OCZ & Marvell Create Native PCIe SSD Controller, Z-Drive R5 to Debut Next Weekby Anand Lal Shimpi on January 6, 2012 9:00 AM EST
Just a couple of months after launching its first SATA based SSD controller developed in-house, OCZ is announcing a PCIe based SSD controller co-developed with Marvell. The controller is based on Marvell's 88NV9145 silicon, codenamed Kilimanjaro
, and is an OCZ exclusive as the two companies apparently worked together in creating it. I'll see the chip in person next week at Storage Visions (just before CES) but it should carry both OCZ and Marvell logos. It looks like there will be an OCZ derived version of this chip as well as a Marvell branded part that will be available for others to use.
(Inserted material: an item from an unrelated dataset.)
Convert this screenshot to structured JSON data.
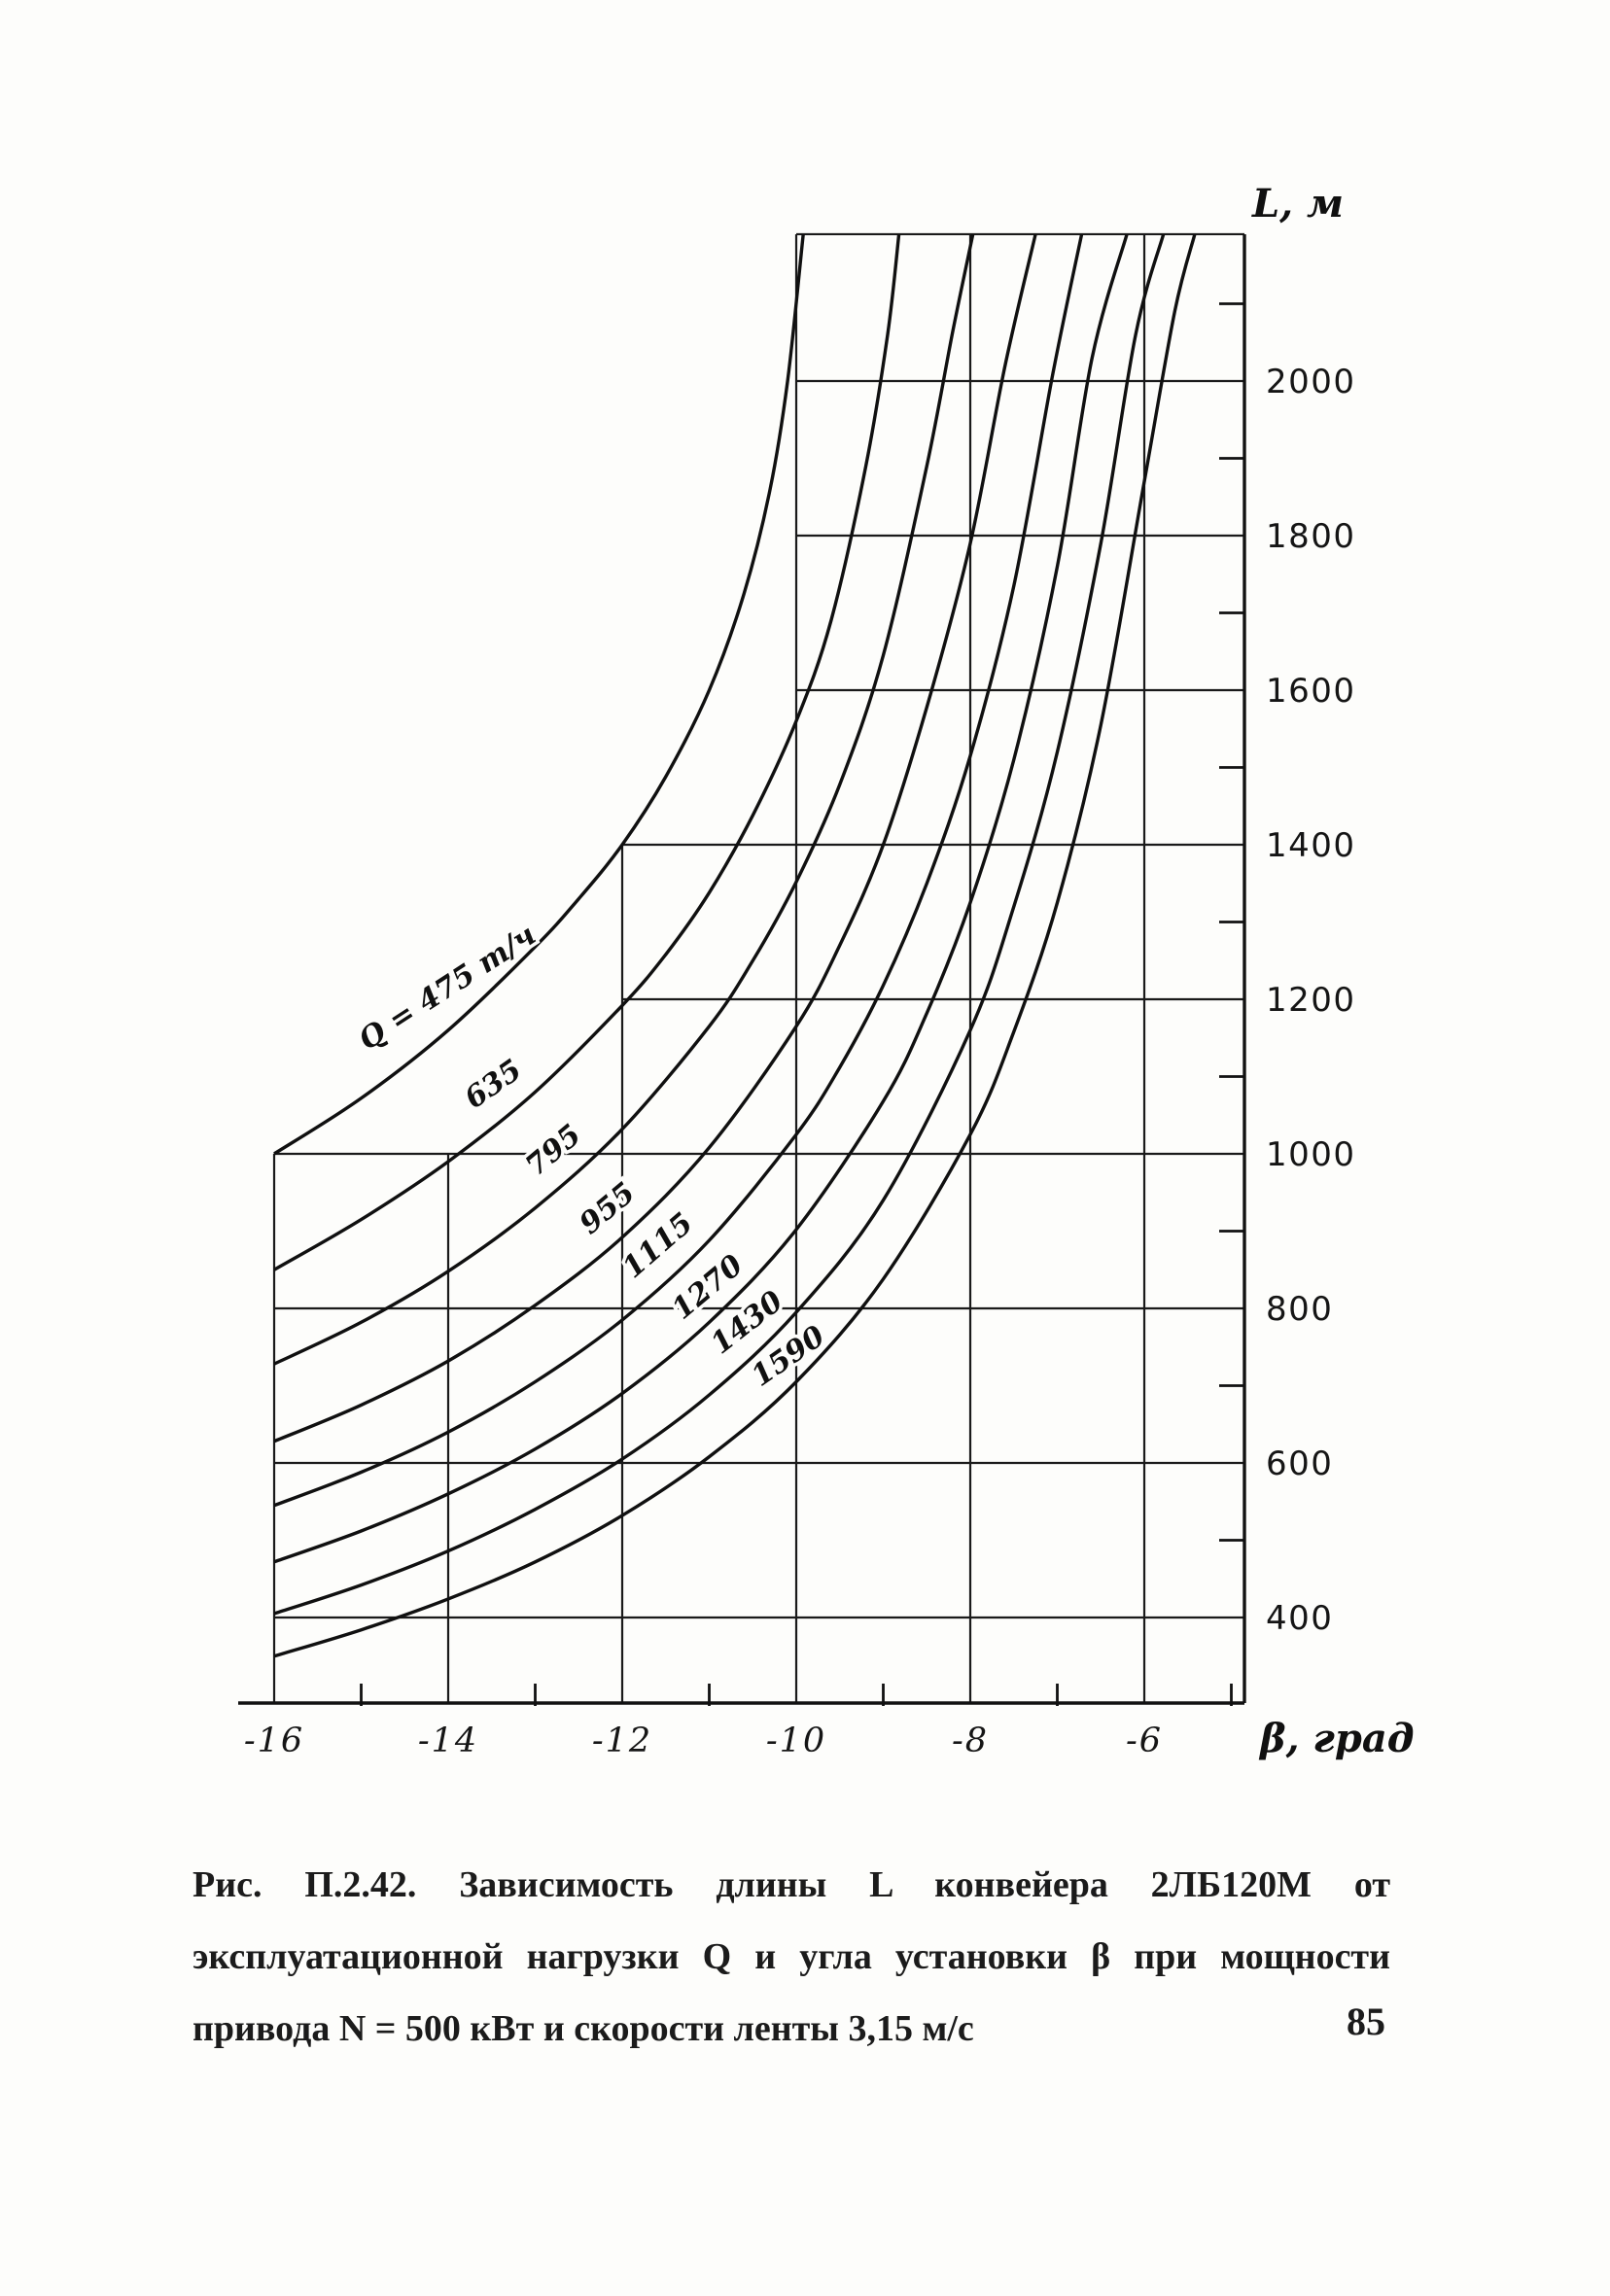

The controller itself features a native PCIe 2.0 x1 interface rather than SATA. That in itself isn't very impressive, but the first platform to use it will feature an array of these controllers behind a PCIe switch. The first implementation will be the OCZ Z-Drive R5 and will be available in MLC, eMLC and SLC NAND configurations of up to 12TB.
OCZ is claiming compatibility with VMware ESX/ESXi, Linux, Windows Server 2008 and OS X. Both full and half-height configurations will be available, similar to the Z-Drive R4.
I'm curious as to why OCZ and Marvell decided to design a native PCIe to NAND Flash controller but limited it to a x1 interface. Ideally we'd see something like a native x4, x8 or x16 controller, especially given how much bandwidth you can push through these large NAND arrays. I'll find out more next week for sure, but I wonder if the target market for this controller might be something beyond a multi-controller PCIe card.
Update: Marvell released more details about the 88NV9145 silicon. Each PCIe 2.0 x1 controller (pictured above) supports four NAND channels and up to four NAND die per channel. Using 8GB NAND die that works out to be a maximum capacity of 128GB of NAND per controller (we'd need how many controllers to hit 12TB!?). Marvell is claiming its controller is good for up to 93,000 4K random read IOs per second or 70,000 4K random write IOPS.